Collaboration and external resources

  • This is an individual assignment. You may not work in teams or collaborate with other students. You must be the sole author of 100% of the code you turn in.

  • You may not look for solutions on the web, or use code you find online or anywhere else.

  • You may not download the data from any source other than the files provided on Blackboard, and you may not attempt to locate the test data on the web or anywhere else.

  • You may use packages in the Python Standard Library, as well as numpy.

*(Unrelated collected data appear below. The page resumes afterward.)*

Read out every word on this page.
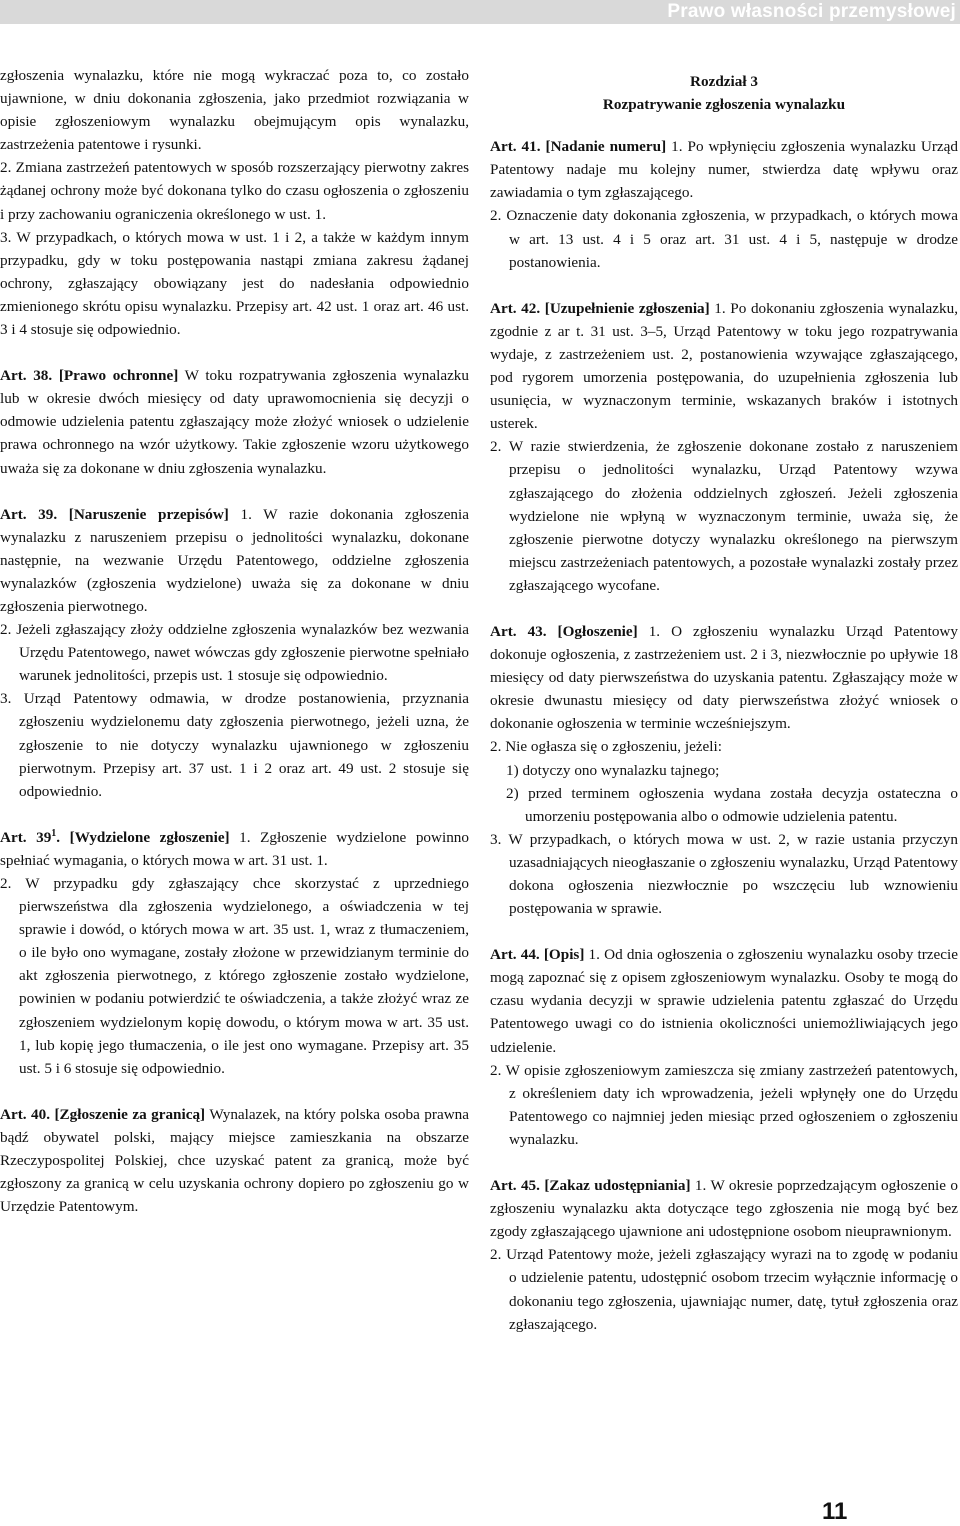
Prawo własności przemysłowej

zgłoszenia wynalazku, które nie mogą wykraczać poza to, co zostało ujawnione, w dniu dokonania zgłoszenia, jako przedmiot rozwiązania w opisie zgłoszeniowym wynalazku obejmującym opis wynalazku, zastrzeżenia patentowe i rysunki.

2. Zmiana zastrzeżeń patentowych w sposób rozszerzający pierwotny zakres żądanej ochrony może być dokonana tylko do czasu ogłoszenia o zgłoszeniu i przy zachowaniu ograniczenia określonego w ust. 1.

3. W przypadkach, o których mowa w ust. 1 i 2, a także w każdym innym przypadku, gdy w toku postępowania nastąpi zmiana zakresu żądanej ochrony, zgłaszający obowiązany jest do nadesłania odpowiednio zmienionego skrótu opisu wynalazku. Przepisy art. 42 ust. 1 oraz art. 46 ust. 3 i 4 stosuje się odpowiednio.

Art. 38. [Prawo ochronne] W toku rozpatrywania zgłoszenia wynalazku lub w okresie dwóch miesięcy od daty uprawomocnienia się decyzji o odmowie udzielenia patentu zgłaszający może złożyć wniosek o udzielenie prawa ochronnego na wzór użytkowy. Takie zgłoszenie wzoru użytkowego uważa się za dokonane w dniu zgłoszenia wynalazku.

Art. 39. [Naruszenie przepisów] 1. W razie dokonania zgłoszenia wynalazku z naruszeniem przepisu o jednolitości wynalazku, dokonane następnie, na wezwanie Urzędu Patentowego, oddzielne zgłoszenia wynalazków (zgłoszenia wydzielone) uważa się za dokonane w dniu zgłoszenia pierwotnego.

2. Jeżeli zgłaszający złoży oddzielne zgłoszenia wynalazków bez wezwania Urzędu Patentowego, nawet wówczas gdy zgłoszenie pierwotne spełniało warunek jednolitości, przepis ust. 1 stosuje się odpowiednio.

3. Urząd Patentowy odmawia, w drodze postanowienia, przyznania zgłoszeniu wydzielonemu daty zgłoszenia pierwotnego, jeżeli uzna, że zgłoszenie to nie dotyczy wynalazku ujawnionego w zgłoszeniu pierwotnym. Przepisy art. 37 ust. 1 i 2 oraz art. 49 ust. 2 stosuje się odpowiednio.

Art. $39^1$. [Wydzielone zgłoszenie] 1. Zgłoszenie wydzielone powinno spełniać wymagania, o których mowa w art. 31 ust. 1.

2. W przypadku gdy zgłaszający chce skorzystać z uprzedniego pierwszeństwa dla zgłoszenia wydzielonego, a oświadczenia w tej sprawie i dowód, o których mowa w art. 35 ust. 1, wraz z tłumaczeniem, o ile było ono wymagane, zostały złożone w przewidzianym terminie do akt zgłoszenia pierwotnego, z którego zgłoszenie zostało wydzielone, powinien w podaniu potwierdzić te oświadczenia, a także złożyć wraz ze zgłoszeniem wydzielonym kopię dowodu, o którym mowa w art. 35 ust. 1, lub kopię jego tłumaczenia, o ile jest ono wymagane. Przepisy art. 35 ust. 5 i 6 stosuje się odpowiednio.

Art. 40. [Zgłoszenie za granicą] Wynalazek, na który polska osoba prawna bądź obywatel polski, mający miejsce zamieszkania na obszarze Rzeczypospolitej Polskiej, chce uzyskać patent za granicą, może być zgłoszony za granicą w celu uzyskania ochrony dopiero po zgłoszeniu go w Urzędzie Patentowym.

Rozdział 3
Rozpatrywanie zgłoszenia wynalazku

Art. 41. [Nadanie numeru] 1. Po wpłynięciu zgłoszenia wynalazku Urząd Patentowy nadaje mu kolejny numer, stwierdza datę wpływu oraz zawiadamia o tym zgłaszającego.

2. Oznaczenie daty dokonania zgłoszenia, w przypadkach, o których mowa w art. 13 ust. 4 i 5 oraz art. 31 ust. 4 i 5, następuje w drodze postanowienia.

Art. 42. [Uzupełnienie zgłoszenia] 1. Po dokonaniu zgłoszenia wynalazku, zgodnie z ar t. 31 ust. 3–5, Urząd Patentowy w toku jego rozpatrywania wydaje, z zastrzeżeniem ust. 2, postanowienia wzywające zgłaszającego, pod rygorem umorzenia postępowania, do uzupełnienia zgłoszenia lub usunięcia, w wyznaczonym terminie, wskazanych braków i istotnych usterek.

2. W razie stwierdzenia, że zgłoszenie dokonane zostało z naruszeniem przepisu o jednolitości wynalazku, Urząd Patentowy wzywa zgłaszającego do złożenia oddzielnych zgłoszeń. Jeżeli zgłoszenia wydzielone nie wpłyną w wyznaczonym terminie, uważa się, że zgłoszenie pierwotne dotyczy wynalazku określonego na pierwszym miejscu zastrzeżeniach patentowych, a pozostałe wynalazki zostały przez zgłaszającego wycofane.

Art. 43. [Ogłoszenie] 1. O zgłoszeniu wynalazku Urząd Patentowy dokonuje ogłoszenia, z zastrzeżeniem ust. 2 i 3, niezwłocznie po upływie 18 miesięcy od daty pierwszeństwa do uzyskania patentu. Zgłaszający może w okresie dwunastu miesięcy od daty pierwszeństwa złożyć wniosek o dokonanie ogłoszenia w terminie wcześniejszym.

2. Nie ogłasza się o zgłoszeniu, jeżeli:

1) dotyczy ono wynalazku tajnego;

2) przed terminem ogłoszenia wydana została decyzja ostateczna o umorzeniu postępowania albo o odmowie udzielenia patentu.

3. W przypadkach, o których mowa w ust. 2, w razie ustania przyczyn uzasadniających nieogłaszanie o zgłoszeniu wynalazku, Urząd Patentowy dokona ogłoszenia niezwłocznie po wszczęciu lub wznowieniu postępowania w sprawie.

Art. 44. [Opis] 1. Od dnia ogłoszenia o zgłoszeniu wynalazku osoby trzecie mogą zapoznać się z opisem zgłoszeniowym wynalazku. Osoby te mogą do czasu wydania decyzji w sprawie udzielenia patentu zgłaszać do Urzędu Patentowego uwagi co do istnienia okoliczności uniemożliwiających jego udzielenie.

2. W opisie zgłoszeniowym zamieszcza się zmiany zastrzeżeń patentowych, z określeniem daty ich wprowadzenia, jeżeli wpłynęły one do Urzędu Patentowego co najmniej jeden miesiąc przed ogłoszeniem o zgłoszeniu wynalazku.

Art. 45. [Zakaz udostępniania] 1. W okresie poprzedzającym ogłoszenie o zgłoszeniu wynalazku akta dotyczące tego zgłoszenia nie mogą być bez zgody zgłaszającego ujawnione ani udostępnione osobom nieuprawnionym.

2. Urząd Patentowy może, jeżeli zgłaszający wyrazi na to zgodę w podaniu o udzielenie patentu, udostępnić osobom trzecim wyłącznie informację o dokonaniu tego zgłoszenia, ujawniając numer, datę, tytuł zgłoszenia oraz zgłaszającego.

11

You may not use any other packages.

  • You may use external resources to learn basic functions of Python (such as reading and writing files, handling text strings, and basic math), but the extraction and computation of model parameters, as well as the use of these parameters for classification, must be your own work.

  • Failure to follow the above rules is considered a violation of academic integrity, and is grounds for failure of the assignment, or in serious cases failure of the course.

  • We use plagiarism detection software to identify similarities between student assignments, and between student assignments and known solutions on the web. Any attempt to fool plagiarism detection, for example the modification of code to reduce its similarity to the source, will result in an automatic failing grade for the course.

  • Please discuss any issues you have on the Piazza discussion boards. Do not ask questions about the assignment by email; if we receive questions by email where the response could be helpful for the class, we will ask you to repost the question on the discussion boards.